The work here is a standing habit rather than a project: someone on the content team reviews these sources every week, flags what has publishing potential, and adds it to a queue. That queue will outrun your publishing capacity within a month, which is the correct problem to have.

Two guardrails on mining. First, confidentiality is not negotiable and the fix is structural rather than editorial: strip identifying detail at the point of capture, before the material enters the queue, so no one is relying on a final read to catch it. Second, get consent from the person whose thinking you are publishing. An engineer who finds their Slack argument quoted on the company blog without warning will stop arguing in Slack, and you will have traded one article for the source that produces them.

Keep the nuance, cut the hedging

There is a difference between nuance and hedging, and experts confuse them constantly.

Nuance is conditional precision. “This works for teams over about fifty people, and below that the coordination cost is higher than the benefit.” That is a real qualification that makes the advice usable.

Hedging is confidence laundering. “Results may vary depending on your specific situation and objectives.” That sentence says nothing, protects nobody, and signals that the author is unwilling to be held to anything.

When you turn expertise into content, protect the first and delete the second without mercy. Every conditional in the draft should be interrogated: does this qualifier tell the reader when the advice applies, or does it exist to make the author feel safe? The first stays. The second goes.

Expect resistance on this in the review pass. Experts hedge because they are calibrated to the exceptions they have personally seen, and because being publicly wrong in their field carries real professional cost. The negotiation that works is offering to state the exception explicitly rather than diluting the main claim. “Say the rule, then name the case where it breaks” gives the expert their accuracy back without stripping the piece of a position.

The result reads as authority rather than caution. And it happens to be what answer engines extract cleanly, because a direct claim with stated conditions is parseable in a way that a fog of qualifiers is not. If you are unsure whether your material is reaching them, running a free AI Citation Checker against your category questions will show you whether your expertise is being quoted or ignored.

Build a cadence the expert will tolerate

The programs that turn expertise into content year after year share one design feature: they cost the expert less over time rather than more.
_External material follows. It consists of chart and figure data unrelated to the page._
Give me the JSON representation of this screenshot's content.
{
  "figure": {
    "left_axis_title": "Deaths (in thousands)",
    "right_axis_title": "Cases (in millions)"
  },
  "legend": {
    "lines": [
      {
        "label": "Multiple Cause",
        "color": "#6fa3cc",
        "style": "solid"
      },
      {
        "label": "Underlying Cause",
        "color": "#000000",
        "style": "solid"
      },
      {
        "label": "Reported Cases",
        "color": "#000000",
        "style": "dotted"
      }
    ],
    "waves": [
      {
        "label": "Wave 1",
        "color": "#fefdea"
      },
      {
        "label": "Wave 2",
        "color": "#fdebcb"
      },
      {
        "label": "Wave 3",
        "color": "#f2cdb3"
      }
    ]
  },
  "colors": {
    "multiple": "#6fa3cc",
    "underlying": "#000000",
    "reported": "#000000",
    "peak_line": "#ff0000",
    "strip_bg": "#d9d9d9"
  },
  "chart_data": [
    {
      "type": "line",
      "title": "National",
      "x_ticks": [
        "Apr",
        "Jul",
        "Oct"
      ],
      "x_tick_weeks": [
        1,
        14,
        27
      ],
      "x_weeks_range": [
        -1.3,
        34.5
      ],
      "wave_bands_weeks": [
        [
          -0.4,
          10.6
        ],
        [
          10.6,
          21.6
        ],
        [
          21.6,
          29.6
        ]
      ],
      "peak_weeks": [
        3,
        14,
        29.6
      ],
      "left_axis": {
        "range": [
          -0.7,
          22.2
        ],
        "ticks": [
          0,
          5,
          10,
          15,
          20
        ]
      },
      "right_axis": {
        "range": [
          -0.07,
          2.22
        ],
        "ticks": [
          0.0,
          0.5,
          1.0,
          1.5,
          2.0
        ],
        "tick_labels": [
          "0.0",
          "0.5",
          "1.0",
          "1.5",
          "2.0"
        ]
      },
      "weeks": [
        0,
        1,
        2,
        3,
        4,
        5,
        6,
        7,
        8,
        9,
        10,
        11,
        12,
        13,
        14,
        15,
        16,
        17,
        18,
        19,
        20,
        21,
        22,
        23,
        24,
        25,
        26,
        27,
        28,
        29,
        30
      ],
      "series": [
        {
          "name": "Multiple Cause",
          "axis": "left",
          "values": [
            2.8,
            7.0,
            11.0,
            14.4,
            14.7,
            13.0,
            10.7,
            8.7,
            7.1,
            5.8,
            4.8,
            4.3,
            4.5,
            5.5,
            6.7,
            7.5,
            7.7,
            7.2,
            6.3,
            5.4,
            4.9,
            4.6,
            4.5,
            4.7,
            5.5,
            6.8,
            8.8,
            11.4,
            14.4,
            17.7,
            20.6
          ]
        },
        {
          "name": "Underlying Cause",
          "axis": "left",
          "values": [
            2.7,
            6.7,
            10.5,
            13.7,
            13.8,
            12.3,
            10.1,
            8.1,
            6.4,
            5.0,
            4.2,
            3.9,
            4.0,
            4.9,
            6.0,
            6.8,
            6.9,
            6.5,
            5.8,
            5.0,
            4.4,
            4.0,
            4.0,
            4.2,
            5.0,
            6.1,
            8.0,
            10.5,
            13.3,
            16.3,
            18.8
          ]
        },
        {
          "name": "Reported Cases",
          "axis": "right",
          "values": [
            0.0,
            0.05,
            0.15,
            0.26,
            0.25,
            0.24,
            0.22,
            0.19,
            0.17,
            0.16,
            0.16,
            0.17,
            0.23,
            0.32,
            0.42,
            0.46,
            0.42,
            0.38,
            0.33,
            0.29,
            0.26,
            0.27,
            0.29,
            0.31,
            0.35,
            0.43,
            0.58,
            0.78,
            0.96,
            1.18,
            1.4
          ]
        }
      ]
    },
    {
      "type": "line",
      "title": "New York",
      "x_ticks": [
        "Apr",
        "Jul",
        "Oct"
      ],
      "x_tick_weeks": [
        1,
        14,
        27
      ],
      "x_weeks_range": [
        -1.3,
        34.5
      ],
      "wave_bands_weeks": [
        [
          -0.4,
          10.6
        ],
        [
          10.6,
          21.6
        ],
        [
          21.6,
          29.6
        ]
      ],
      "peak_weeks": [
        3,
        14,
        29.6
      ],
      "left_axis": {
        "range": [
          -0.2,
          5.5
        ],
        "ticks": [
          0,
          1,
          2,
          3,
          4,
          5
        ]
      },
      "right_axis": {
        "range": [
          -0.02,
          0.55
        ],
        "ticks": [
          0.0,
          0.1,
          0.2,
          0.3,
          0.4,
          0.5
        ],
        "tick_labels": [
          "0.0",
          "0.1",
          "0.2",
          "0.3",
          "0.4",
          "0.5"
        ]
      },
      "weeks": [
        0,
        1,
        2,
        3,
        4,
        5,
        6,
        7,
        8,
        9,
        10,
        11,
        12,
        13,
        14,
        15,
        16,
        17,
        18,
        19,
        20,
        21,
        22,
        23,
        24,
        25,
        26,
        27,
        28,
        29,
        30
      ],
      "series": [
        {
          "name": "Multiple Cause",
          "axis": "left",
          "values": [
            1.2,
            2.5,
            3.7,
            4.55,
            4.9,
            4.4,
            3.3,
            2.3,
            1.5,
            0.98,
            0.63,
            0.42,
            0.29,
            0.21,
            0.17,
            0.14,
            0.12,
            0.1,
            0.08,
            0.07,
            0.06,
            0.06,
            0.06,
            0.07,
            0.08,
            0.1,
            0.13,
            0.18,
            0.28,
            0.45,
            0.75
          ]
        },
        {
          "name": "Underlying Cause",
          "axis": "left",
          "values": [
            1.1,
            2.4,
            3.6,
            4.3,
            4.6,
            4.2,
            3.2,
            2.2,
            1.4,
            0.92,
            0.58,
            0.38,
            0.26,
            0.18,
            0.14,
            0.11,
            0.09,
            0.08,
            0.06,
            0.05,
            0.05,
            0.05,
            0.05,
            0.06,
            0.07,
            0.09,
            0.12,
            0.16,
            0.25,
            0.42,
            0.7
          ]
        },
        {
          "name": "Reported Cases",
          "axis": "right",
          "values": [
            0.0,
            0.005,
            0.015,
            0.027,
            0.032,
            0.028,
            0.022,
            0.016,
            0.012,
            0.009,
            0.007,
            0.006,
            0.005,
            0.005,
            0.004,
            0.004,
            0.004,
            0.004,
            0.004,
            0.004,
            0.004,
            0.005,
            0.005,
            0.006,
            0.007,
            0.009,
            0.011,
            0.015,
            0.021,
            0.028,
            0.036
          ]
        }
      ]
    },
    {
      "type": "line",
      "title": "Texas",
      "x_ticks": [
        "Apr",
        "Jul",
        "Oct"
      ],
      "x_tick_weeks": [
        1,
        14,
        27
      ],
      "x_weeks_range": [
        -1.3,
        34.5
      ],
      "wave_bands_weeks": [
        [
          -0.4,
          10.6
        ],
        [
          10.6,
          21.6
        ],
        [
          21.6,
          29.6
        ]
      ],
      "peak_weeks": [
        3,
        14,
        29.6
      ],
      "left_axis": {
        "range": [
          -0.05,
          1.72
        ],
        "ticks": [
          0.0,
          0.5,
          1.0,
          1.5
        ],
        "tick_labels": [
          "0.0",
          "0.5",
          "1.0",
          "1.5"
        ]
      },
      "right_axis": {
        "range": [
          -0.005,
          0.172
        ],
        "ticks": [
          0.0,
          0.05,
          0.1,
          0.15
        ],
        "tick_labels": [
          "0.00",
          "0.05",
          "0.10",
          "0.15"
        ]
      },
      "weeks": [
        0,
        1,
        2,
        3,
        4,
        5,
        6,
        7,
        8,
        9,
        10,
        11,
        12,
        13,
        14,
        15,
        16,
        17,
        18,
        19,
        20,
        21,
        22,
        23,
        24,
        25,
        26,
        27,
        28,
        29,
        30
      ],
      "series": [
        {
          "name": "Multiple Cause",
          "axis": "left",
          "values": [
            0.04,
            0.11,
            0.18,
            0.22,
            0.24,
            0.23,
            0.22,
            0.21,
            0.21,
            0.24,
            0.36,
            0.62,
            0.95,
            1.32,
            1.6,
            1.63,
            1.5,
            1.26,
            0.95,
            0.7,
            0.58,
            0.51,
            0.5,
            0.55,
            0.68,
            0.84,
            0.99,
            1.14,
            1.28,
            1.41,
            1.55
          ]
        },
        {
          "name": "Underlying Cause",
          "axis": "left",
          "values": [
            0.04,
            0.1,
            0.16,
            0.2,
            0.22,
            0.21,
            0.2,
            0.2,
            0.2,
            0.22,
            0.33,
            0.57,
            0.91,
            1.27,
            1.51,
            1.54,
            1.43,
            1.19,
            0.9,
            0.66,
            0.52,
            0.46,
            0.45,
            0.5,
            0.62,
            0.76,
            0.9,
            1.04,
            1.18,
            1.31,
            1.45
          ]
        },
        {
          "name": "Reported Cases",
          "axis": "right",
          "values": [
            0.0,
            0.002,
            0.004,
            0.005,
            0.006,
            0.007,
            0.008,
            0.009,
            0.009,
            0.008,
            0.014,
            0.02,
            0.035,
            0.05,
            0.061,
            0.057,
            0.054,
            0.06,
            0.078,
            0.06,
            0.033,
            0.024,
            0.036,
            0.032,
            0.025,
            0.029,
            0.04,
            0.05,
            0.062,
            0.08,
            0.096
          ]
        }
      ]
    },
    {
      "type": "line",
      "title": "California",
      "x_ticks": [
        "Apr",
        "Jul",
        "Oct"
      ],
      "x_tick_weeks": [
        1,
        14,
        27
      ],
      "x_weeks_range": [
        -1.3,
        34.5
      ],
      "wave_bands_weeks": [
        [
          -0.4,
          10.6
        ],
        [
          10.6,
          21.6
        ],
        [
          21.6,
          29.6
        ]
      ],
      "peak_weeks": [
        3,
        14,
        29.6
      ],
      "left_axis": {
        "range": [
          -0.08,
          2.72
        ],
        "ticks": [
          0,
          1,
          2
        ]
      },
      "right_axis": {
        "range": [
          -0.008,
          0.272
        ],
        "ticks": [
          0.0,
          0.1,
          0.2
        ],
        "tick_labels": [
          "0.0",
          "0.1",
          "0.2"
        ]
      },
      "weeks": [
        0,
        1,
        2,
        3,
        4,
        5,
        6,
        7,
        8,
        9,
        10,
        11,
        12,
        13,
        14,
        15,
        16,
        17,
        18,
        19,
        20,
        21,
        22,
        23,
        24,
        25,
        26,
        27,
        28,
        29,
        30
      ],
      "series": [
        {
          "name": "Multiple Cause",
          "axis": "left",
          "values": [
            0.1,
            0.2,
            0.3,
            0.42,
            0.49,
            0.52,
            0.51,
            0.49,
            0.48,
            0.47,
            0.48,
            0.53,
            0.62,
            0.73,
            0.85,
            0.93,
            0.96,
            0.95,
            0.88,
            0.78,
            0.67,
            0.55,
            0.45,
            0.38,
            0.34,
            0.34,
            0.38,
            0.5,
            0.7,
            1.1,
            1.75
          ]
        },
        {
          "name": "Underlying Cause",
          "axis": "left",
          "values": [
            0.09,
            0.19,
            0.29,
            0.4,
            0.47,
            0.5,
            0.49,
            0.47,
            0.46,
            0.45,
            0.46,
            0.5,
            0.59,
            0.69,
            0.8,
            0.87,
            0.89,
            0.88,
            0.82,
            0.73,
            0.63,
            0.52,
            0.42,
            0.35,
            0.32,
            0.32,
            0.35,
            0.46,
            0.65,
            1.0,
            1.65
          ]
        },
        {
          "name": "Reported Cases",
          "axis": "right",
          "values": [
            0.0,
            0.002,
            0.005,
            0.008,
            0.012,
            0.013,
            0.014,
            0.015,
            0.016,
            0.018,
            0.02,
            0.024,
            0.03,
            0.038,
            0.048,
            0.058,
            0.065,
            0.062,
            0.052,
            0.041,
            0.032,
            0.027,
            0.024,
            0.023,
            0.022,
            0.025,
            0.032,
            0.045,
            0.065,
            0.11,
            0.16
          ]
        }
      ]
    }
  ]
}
A workable rhythm is one 45-minute interview per month per expert, producing one substantial piece plus derivative assets. Batch the interviews so a single afternoon covers a quarter. Send questions in advance, not because experts prepare (most will not) but because it lets them decline the topics they have nothing to say about, which improves the ones they keep.

Review is where programs die. If you send a 2,000-word draft to a busy expert with no instruction, it will sit for three weeks and come back with a comment about a comma. Send it with a specific ask: check every factual claim, mark anything you would not defend in front of a client, ignore the prose. That framing converts an open-ended editing task into a fifteen-minute verification task, and it gets done.

Then close the loop visibly. Send the expert the outcome: the piece was cited by a publication, a prospect referenced it on a call, it started ranking for the question they answered. Experts participate in content programs for status and impact, not for marketing metrics. Show them the impact and the next interview gets scheduled without a chase.

The firms that build this into how they operate, rather than treating it as a campaign, end up with an archive no competitor can replicate, and that gap widens every quarter it runs.